1. Identifier les forces et les faiblesses

Les pays doivent tirer parti de leurs forces et renforcer leur résilience face aux chocs. Le secteur éthiopien du café met à profit ses liens étroits avec les différents marchés du café de l'UE, du Royaume‑Uni et de l'Arabie saoudite pour surmonter la crise mondiale du café. Les programmes qui garantissent un prix minimum aux agriculteurs et aux producteurs de café, ou le versement d'un salaire aux ouvriers de la confection et aux guides touristiques sont maintenant plus importants que jamais.

2. Améliorer le climat des affaires

Grâce à des institutions solides et transparentes, les pays peuvent mieux comprendre la dynamique complexe des CVM et ainsi, espérons‑le, imposer leurs conditions. Les gouvernements pourraient revoir leurs stratégies de l'investissement étranger direct en s'intéressant aux secteurs d'exportation qui ont attiré les investissements. Le Rwanda offre désormais un taux d'imposition préférentiel aux investisseurs qui s'engagent à travailler avec différentes sources d'énergie afin de positionner les investissements du pays à l'issue de la pandémie.

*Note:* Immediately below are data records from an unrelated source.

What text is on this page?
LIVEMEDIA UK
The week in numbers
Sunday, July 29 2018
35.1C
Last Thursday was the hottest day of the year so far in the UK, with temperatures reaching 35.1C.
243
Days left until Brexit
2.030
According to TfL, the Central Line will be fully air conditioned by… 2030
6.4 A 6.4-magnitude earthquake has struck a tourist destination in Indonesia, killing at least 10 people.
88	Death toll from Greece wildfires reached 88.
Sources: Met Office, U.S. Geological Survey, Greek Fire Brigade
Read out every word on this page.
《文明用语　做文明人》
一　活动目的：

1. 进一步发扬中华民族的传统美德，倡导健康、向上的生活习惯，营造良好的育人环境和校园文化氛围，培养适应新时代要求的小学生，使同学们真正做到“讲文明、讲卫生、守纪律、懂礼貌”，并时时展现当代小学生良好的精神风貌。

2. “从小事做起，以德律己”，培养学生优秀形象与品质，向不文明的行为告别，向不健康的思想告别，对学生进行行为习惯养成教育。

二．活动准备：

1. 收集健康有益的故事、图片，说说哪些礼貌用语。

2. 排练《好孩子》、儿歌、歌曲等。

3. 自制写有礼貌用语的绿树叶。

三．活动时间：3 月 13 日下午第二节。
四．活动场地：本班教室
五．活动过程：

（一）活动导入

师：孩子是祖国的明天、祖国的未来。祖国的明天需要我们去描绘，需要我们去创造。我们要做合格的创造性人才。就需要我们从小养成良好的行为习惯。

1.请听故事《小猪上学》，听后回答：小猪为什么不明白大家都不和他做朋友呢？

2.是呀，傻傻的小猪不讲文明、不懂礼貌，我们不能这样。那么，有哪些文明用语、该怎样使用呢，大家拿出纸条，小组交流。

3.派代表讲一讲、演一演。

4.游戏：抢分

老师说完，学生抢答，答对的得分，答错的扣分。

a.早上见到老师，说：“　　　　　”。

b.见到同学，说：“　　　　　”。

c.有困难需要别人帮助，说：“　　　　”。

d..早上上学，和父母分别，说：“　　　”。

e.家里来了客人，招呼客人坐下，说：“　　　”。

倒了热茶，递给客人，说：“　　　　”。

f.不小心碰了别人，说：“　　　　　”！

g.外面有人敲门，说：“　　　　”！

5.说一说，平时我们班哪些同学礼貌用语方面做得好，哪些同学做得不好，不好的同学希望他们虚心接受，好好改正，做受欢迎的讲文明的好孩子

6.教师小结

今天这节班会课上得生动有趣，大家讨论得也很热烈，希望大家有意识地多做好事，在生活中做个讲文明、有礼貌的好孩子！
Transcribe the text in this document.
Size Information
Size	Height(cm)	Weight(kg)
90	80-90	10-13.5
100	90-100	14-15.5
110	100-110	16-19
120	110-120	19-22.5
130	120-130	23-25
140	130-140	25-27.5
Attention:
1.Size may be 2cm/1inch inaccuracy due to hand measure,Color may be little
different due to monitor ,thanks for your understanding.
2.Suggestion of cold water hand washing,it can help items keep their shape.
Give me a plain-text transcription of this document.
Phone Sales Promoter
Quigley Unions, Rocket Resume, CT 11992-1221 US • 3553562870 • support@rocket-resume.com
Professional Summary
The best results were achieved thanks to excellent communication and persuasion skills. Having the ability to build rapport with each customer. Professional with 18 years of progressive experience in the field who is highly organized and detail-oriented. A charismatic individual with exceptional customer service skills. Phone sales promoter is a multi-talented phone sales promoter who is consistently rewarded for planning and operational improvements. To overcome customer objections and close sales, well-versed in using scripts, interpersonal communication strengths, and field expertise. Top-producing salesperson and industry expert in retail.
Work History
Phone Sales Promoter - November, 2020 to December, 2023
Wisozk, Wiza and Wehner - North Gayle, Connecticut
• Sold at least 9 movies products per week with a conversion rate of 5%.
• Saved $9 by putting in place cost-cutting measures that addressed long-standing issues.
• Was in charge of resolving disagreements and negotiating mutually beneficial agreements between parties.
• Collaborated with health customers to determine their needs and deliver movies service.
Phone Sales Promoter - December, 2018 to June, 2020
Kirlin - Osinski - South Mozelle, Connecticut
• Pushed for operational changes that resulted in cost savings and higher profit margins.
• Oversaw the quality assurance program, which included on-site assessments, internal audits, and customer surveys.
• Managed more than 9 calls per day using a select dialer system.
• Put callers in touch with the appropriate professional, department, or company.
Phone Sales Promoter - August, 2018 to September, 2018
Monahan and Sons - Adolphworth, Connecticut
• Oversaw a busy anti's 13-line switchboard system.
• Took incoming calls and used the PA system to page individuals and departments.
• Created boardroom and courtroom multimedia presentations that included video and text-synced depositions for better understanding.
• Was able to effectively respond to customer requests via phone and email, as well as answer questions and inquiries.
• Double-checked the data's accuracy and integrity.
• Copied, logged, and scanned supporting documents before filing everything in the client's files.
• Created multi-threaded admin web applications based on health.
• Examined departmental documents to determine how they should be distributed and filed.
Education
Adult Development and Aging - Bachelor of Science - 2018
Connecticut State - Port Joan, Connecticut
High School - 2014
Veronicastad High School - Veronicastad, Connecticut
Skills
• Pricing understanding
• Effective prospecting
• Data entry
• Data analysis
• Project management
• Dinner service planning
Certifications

3. Réduire les obstacles au commerce et à l'investissement

Les pays peuvent remédier aux règles douanières complexes, aux réglementations hostiles aux entreprises étrangères et aux restrictions à l'exportation de manière à ne pas être d'emblée désavantagés. Des initiatives telles que le Cadre intégré renforcé de l'Organisation mondiale du commerce ont coopéré avec les pays pour évaluer les obstacles et s'emploient à mettre les améliorations en action.

4. Renforcer les capacités numériques

Internet a déjà facilité les CVM, mais un grand nombre de pays devra encore surmonter les nombreuses difficultés qui existent en termes d'infrastructures, de compétences, de systèmes, et de politiques.

En matière de commerce, aucun pays ne peut fonctionner en silo. Le CIR et les pays à plus faible revenu ont mené une campagne intitulée #PowerUpTrade qui montre comment les personnes qui travaillent tout au long des chaînes de valeur sont touchées par la COVID‑19.

La pandémie nous montre que les pays les plus pauvres sont toujours ceux qui sont les plus vulnérables et que s'ils peuvent faire beaucoup de choses par eux‑mêmes, ils ne peuvent pas non plus les faire seuls.

About the author

Deanna Ramsay est rédactrice en chef des Nouvelles du commerce pour le développement du Cadre intégré renforcé au sein de l'Organisation mondiale du commerce à Genève, Suisse

Violeta Gonzalez Behar est responsable des partenariats, des communications et de la mobilisation des ressources au sein du Cadre intégré renforcé, un partenariat multilatéral pour le commerce durable hébergé par l'Organisation mondiale du commerce. À ce titre, elle dirige une équipe mondiale chargée d'aider le CIR à établir des partenariats stratégiques, à communiquer sur ses résultats et à obtenir des financements pour les opérations qu'il mène dans 51 économies en développement.

Avertissement

Les vues et opinions exprimées sur la plate forme Nouvelles du commerce pour le développement sont celles des auteurs et ne reflètent pas nécessairement celles du CIR.